One private-sector initiative already has about 50,000 patients inputting their symptoms and treatment regimens and updating details of their disease progression. Wonder how others are coping with your particular ailment? PatientsLikeMe.com spells it out via color-coded charts and graphs. “When you need help, privacy is a terrible thing,” says Jamie Heywood, who co-founded PatientsLikeMe in 2004 before his brother died of Lou Gehrig’s disease, or ALS.

Rochman demonstrated the strength of PatientsLikeMe in an anecdote in which data from the site’s users allowed administrators to reach clear conclusions about the effectiveness of lithium in the treatment of ALS six months ahead the formal clinical trials that were testing the same thing.

While medical professionals like those at the Society for Participatory Medicine have embraced the patient power movement, “plenty of doctors are worried about the quality of the information that is being assessed as well as patients’ ability to understand it,” Rochman wrote. A few have taken it upon themselves to fill the gaps, banding together to weigh in on the effectiveness of certain off-label treatments via Twitter, and to produce patient seminars on the reasons for clinical trials and the efficacy of various treatments.

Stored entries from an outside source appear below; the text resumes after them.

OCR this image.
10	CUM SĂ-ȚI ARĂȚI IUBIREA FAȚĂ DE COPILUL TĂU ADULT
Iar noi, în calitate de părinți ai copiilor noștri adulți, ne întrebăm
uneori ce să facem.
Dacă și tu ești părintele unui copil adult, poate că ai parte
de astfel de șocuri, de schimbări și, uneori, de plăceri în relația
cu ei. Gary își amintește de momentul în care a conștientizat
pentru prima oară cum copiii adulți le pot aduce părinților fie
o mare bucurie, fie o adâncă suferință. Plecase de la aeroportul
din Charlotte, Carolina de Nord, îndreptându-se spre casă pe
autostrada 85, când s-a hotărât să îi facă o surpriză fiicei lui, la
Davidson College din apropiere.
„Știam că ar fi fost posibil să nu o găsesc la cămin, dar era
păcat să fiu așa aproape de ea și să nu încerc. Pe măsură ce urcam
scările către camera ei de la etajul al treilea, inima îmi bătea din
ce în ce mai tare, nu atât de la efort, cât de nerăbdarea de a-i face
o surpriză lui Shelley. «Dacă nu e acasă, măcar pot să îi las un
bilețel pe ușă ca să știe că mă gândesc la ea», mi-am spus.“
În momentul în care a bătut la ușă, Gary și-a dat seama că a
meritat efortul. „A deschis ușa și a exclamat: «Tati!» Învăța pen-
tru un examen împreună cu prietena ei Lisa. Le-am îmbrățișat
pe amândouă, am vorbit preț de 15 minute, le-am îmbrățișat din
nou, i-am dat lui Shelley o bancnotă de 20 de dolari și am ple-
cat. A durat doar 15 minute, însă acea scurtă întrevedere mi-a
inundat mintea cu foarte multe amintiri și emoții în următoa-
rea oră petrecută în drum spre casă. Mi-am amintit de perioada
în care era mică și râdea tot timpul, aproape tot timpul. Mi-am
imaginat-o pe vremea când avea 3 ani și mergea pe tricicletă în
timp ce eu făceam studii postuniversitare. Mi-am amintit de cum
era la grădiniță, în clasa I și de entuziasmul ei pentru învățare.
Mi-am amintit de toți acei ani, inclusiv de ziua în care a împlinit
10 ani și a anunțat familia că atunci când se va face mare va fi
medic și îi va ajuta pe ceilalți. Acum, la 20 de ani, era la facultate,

NCHS: Patient 2.0 most popular use of health tech by far

The National Center for Health Statistics recently (Feb. 2) released statistics for the first half of 2009 on “Health Information Technology Use Among Men and Women Aged 18-64.” The stats show that “searching for health information online” is still the only use of health information technology embraced by a majority of American adults.

The numbers:

  • From January through June 2009, 51% of adults aged 18-64 had used the Internet to look up health information during the past 12 months.
  • Over 3% of adults aged 18-64 had used an online chat group to learn about health topics in the past 12 months.
  • Among adults aged 18-64, women were more likely than men to look up health information on the Internet (58.0% versus 43.4%) and were also more likely to use online chat groups to learn about health topics (4.1% versus 2.5%).
  • From January through June 2009, almost 5% of adults aged 18-64 had communicated with a health care provider by e-mail in the past 12 months.
  • During the first 6 months of 2009, 6% of adults aged 18-64 requested a refill of a prescription on the Internet, and almost 3% had made an appointment with a health care provider in the past 12 months using the Internet.
  • Among adults aged 18¬64, women were more likely than men to request a prescription refill on the Internet (6.6% versus 5.3%), make an appointment using the Internet (3.5% versus 1.8%), and communicate with a health care provider over e-mail (5.6% versus 4.2%).